Her real name was Elizabeth Macintosh, though she adopted more than one nom de plume. She was of perhaps the last generation of professional women writers who found it simpler at first to be published under a masculine name. She had, for example, great success as a playwright under the name Gordon Daviot when she wrote Richard of Bordeaux, which was a smash hit for John Gielgud in 1932. Macintosh took to mystery writing, a more established genre for women, as Josephine Tey, publishing her first novel under that name in 1929. Not being a particular fan of the genre, she wrote her mysteries entirely to suit herself, famously not even doing anyone in in one of my favorites, Miss Pym Disposes, until the book was nearly two thirds through!
She did invent a superb hero in Detective Inspector Grant, featuring him in five novels, including The Daughter of Time, wherein, laid up "in hospital," he enlists various associates to help him solve the historical mystery of the murder of the Princes in the Tower.

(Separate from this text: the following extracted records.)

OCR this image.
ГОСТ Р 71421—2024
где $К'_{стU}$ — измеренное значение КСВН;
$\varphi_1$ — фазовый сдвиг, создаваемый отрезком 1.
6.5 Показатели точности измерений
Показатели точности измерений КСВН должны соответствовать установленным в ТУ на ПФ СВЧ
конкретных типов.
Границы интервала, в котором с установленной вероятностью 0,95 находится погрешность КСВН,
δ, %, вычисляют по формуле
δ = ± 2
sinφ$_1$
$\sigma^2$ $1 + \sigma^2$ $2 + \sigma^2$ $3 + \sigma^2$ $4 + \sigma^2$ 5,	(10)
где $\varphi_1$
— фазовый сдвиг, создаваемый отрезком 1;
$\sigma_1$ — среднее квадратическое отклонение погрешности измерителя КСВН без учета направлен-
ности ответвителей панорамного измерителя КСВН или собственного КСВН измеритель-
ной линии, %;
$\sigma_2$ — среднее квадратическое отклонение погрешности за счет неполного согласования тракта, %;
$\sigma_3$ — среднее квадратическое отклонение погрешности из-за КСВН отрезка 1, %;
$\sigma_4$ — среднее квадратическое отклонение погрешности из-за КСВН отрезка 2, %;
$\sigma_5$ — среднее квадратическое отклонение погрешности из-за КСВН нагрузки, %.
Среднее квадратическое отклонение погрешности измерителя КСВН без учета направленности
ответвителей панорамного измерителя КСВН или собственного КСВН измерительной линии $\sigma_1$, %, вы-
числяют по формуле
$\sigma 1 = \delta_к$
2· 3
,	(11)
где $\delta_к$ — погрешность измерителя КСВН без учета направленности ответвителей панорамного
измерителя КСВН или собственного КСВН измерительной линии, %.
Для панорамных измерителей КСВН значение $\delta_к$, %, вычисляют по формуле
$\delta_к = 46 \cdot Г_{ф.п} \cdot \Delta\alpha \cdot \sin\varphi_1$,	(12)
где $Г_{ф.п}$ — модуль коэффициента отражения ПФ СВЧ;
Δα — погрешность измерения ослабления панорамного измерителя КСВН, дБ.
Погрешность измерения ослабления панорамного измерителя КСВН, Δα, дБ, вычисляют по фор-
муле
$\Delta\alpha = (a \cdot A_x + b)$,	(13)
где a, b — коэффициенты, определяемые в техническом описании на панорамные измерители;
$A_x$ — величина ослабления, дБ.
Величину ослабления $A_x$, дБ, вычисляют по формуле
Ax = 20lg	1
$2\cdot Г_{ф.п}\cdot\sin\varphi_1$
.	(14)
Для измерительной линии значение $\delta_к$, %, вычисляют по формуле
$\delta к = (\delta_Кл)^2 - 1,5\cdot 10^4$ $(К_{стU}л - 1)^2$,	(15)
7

Today I think I'll go again to The Singing Sands, set in Scotland, and again featuring Grant, this time recovering from what we might now call a nervous breakdown.
Josephine Tey may not have been specially concerned with the puzzle-making that usually constitutes the chief virtue of the whodunit, so purists may not find in her a favorite, but for any reader willing to spend a cold afternoon or two in her company, the pleasures of this witty and inventive writer will be richly rewarded.
Coco and murder sounds just right for today in Seattle.